Hall Current’s Impact on Ionized Ethylene Glycol Containing Metal Nanoparticles Flowing Through Vertical Permeable Channel

Abstract

From engineering and industrial perspectives, the transportation of non-Newtonian nanofluids in a magnetic environment has become an emergent research area. Motivated by its incessant boosting applications in advanced industries and technologies, a mathematical model is proposed to address the consequences of Hall currents on an unsteady magnetohydrodynamic flow of a partially ionized ethylene glycol (EG) transporting silver nanoparticles (Ag-NPs) through a vertical permeable channel subject to a strong transverse magnetic field, Darcy’s resistance, and thermal radiation. Ethylene glycol (EG) is considered as the base fluid. A uniform suction or injection is imposed at the channel walls. The thermal radiation effect is embraced in the energy equation. Closed-form solutions of the leading dimensionless equations are determined. The impacts of emerging parameters upon the flow profiles are examined and physically argued via profile graphs. The wall shear stresses and the rate of heat transfer are computed numerically, and numerical data on varying thermo-physical parameters are documented in tables. After a detailed analysis, it is documented that an augmentation in Hall parameter gives rise to the profiles of velocity components and shear stresses.
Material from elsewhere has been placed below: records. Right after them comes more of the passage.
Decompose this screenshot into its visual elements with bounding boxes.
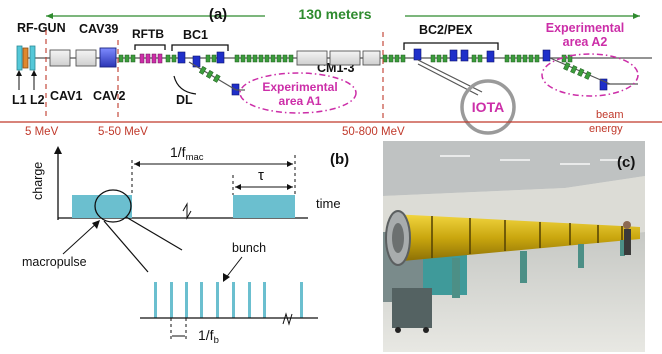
rf-gun-cyan-2	[29, 45, 36, 71]
cart-wheel	[395, 327, 401, 333]
l1-label: L1	[12, 93, 27, 107]
person-head	[623, 221, 631, 229]
arrow-icon	[223, 273, 230, 282]
energy-50-800mev: 50-800 MeV	[342, 126, 405, 138]
arrow-right-icon	[287, 161, 293, 167]
rftb-label: RFTB	[132, 27, 164, 41]
energy-5mev: 5 MeV	[25, 126, 59, 138]
cm3-box	[362, 50, 381, 66]
front-flange-inner	[392, 223, 404, 253]
dl-branch	[188, 61, 237, 91]
cart-wheel	[423, 327, 429, 333]
macropulse-1	[72, 195, 132, 218]
rf-gun-cyan	[16, 45, 23, 71]
zoom-line-left	[103, 220, 149, 273]
exp-area-a2-line2: area A2	[563, 35, 608, 49]
time-label: time	[316, 196, 341, 211]
tube-supports	[452, 240, 625, 298]
bc1-label: BC1	[183, 28, 208, 42]
panel-a: 130 meters (a) RF-GUN CAV39 RFTB BC1 CM1…	[0, 5, 662, 138]
beam-energy-line1: beam	[596, 109, 624, 121]
macropulse-pointer	[62, 221, 99, 255]
arrow-up-icon	[16, 70, 22, 76]
macropulse-2	[233, 195, 295, 218]
axis-break-icon	[282, 312, 293, 326]
cm2-box	[329, 50, 361, 66]
length-label: 130 meters	[298, 6, 371, 22]
arrow-left-icon	[134, 161, 140, 167]
exp-area-a2-ellipse	[541, 53, 639, 97]
exp-area-a1-line2: area A1	[279, 94, 322, 108]
macropulse-label: macropulse	[22, 255, 87, 269]
cm1-box	[296, 50, 328, 66]
cav39-box	[99, 47, 117, 68]
zoom-circle	[94, 189, 132, 223]
cav1-label: CAV1	[50, 89, 82, 103]
dl-label: DL	[176, 93, 193, 107]
arrow-up-icon	[54, 146, 62, 154]
fmac-label: 1/fmac	[170, 144, 204, 163]
cav2-label: CAV2	[93, 89, 125, 103]
bunch-train	[154, 282, 303, 318]
tau-label: τ	[258, 167, 264, 184]
rftb-brace	[134, 44, 166, 50]
panel-a-label: (a)	[209, 6, 227, 23]
cav1-box	[49, 49, 71, 67]
exp-area-a1-ellipse	[239, 72, 357, 114]
rf-gun-orange	[22, 47, 29, 69]
panel-b-label: (b)	[330, 151, 349, 168]
bc2pex-label: BC2/PEX	[419, 23, 473, 37]
energy-boundaries	[45, 30, 384, 120]
bc1-brace	[171, 44, 229, 51]
panel-c-photo: (c)	[383, 141, 645, 352]
tube-flanges	[431, 216, 623, 258]
arrow-right-icon	[633, 13, 640, 19]
arrow-icon	[92, 220, 100, 229]
cav39-label: CAV39	[79, 22, 118, 36]
arrow-right-icon	[287, 184, 293, 190]
bunch-label: bunch	[232, 241, 266, 255]
cart	[392, 288, 432, 328]
axis-break-icon	[182, 202, 192, 220]
ceiling-lights	[440, 155, 630, 165]
zoom-line-right	[125, 216, 183, 251]
charge-label: charge	[31, 162, 45, 200]
bc2pex-brace	[403, 42, 499, 50]
length-label-bg	[265, 5, 405, 23]
a2-quads	[563, 62, 592, 80]
fb-label: 1/fb	[198, 327, 219, 346]
rf-gun-label: RF-GUN	[17, 21, 66, 35]
exp-area-a2-line1: Experimental	[546, 21, 625, 35]
bunch-pointer	[224, 256, 243, 280]
arrow-left-icon	[235, 184, 241, 190]
exp-area-a1-line1: Experimental	[262, 80, 337, 94]
arrow-left-icon	[46, 13, 53, 19]
iota-label: IOTA	[472, 99, 504, 115]
panel-c-label: (c)	[617, 154, 635, 171]
rftb-cavities	[139, 53, 163, 64]
l2-label: L2	[30, 93, 45, 107]
dl-quads	[198, 66, 221, 83]
quadrupoles	[118, 54, 573, 63]
ceiling	[383, 141, 645, 196]
person	[624, 229, 631, 255]
dl-brace	[173, 75, 197, 95]
energy-5-50mev: 5-50 MeV	[98, 126, 148, 138]
arrow-up-icon	[31, 70, 37, 76]
panel-b: charge time 1/fmac τ (b) macropulse bunc…	[22, 144, 349, 346]
iota-ring	[460, 79, 516, 135]
cryomodule-tube	[392, 214, 640, 262]
beam-energy-line2: energy	[589, 123, 623, 135]
cav2-box	[75, 49, 97, 67]
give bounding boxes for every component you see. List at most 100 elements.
Enlarging Casson parameter and Darcy number both urge the magnitude of the velocity components. A graphical comparison is provided for EG and Ag-EG nanofluid. The relatively lowest temperature is noted for Ag-EG nanofluid in comparison with EG. The current model may be featured in industrial processes, food processing, intelligent lubrication technology, high-energy cooling systems, auto cooling machines, etc. This study is very prolific to the analysts to understand the dynamics and heat transfer characteristics of non-Newtonian nanofluids through a straight channel subject to a strong magnetic field.